3 tablespoons unsalted butter
1 cup granulated sugar, divided, plus extra for dusting
4 egg yolks at room temperature
1-3/4 cups ricotta cheese
1/4 cup all-purpose flour
1 tablespoon lemon thyme leaves (if unavailable, substitute
2 teaspoons thyme and
1 tablespoon lemon zest)
1/4 teaspoon salt
8 egg whites at room temperature
1 pint raspberries
2 tablespoons sugar
1/3 cup water
Preheat oven to 350 degrees F. Butter eight 8-ounce individual souffle dishes, then dust bottom and sides of each with sugar. Place ramekins in the freezer until ready to use.
Combine 1/2 cup sugar with egg yolks; whisk until pale and thick. Add ricotta, flour, lemon thyme leaves, and salt; mix until well blended.

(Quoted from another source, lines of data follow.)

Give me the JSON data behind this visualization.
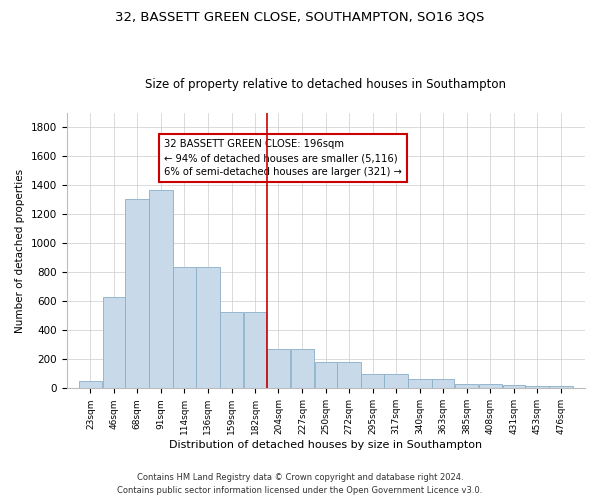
{
  "title": "32, BASSETT GREEN CLOSE, SOUTHAMPTON, SO16 3QS",
  "subtitle": "Size of property relative to detached houses in Southampton",
  "xlabel": "Distribution of detached houses by size in Southampton",
  "ylabel": "Number of detached properties",
  "bar_color": "#c8daea",
  "bar_edge_color": "#8aafc8",
  "annotation_box_color": "#cc0000",
  "vline_color": "#cc0000",
  "vline_x_index": 8,
  "annotation_title": "32 BASSETT GREEN CLOSE: 196sqm",
  "annotation_line1": "← 94% of detached houses are smaller (5,116)",
  "annotation_line2": "6% of semi-detached houses are larger (321) →",
  "footer1": "Contains HM Land Registry data © Crown copyright and database right 2024.",
  "footer2": "Contains public sector information licensed under the Open Government Licence v3.0.",
  "bins": [
    23,
    46,
    68,
    91,
    114,
    136,
    159,
    182,
    204,
    227,
    250,
    272,
    295,
    317,
    340,
    363,
    385,
    408,
    431,
    453,
    476
  ],
  "counts": [
    50,
    630,
    1310,
    1370,
    840,
    840,
    530,
    530,
    270,
    270,
    180,
    180,
    100,
    100,
    65,
    65,
    30,
    30,
    25,
    15,
    15
  ],
  "ylim": [
    0,
    1900
  ],
  "yticks": [
    0,
    200,
    400,
    600,
    800,
    1000,
    1200,
    1400,
    1600,
    1800
  ],
  "background_color": "#ffffff",
  "grid_color": "#cccccc",
  "title_fontsize": 9.5,
  "subtitle_fontsize": 8.5
}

In a very clean bowl, beat egg whites with an electric mixer until foamy. Add remaining 1/2 cup sugar and continue mixing until whites have soft peaks. Gently fold egg whites into the ricotta mixture. Divide mixture equally among the ramekins and bake until the souffles have risen and are golden brown, about 40 minutes.
While the souffles are cooking, make the sauce. Combine raspberries, sugar, and water in a small saucepan. Cook over medium heat until raspberries have dissolved, then pass the fruit mixture through a sieve to remove seeds. Serve alongside souffles; your guests can pour the sauce into the center of the souffle at the table.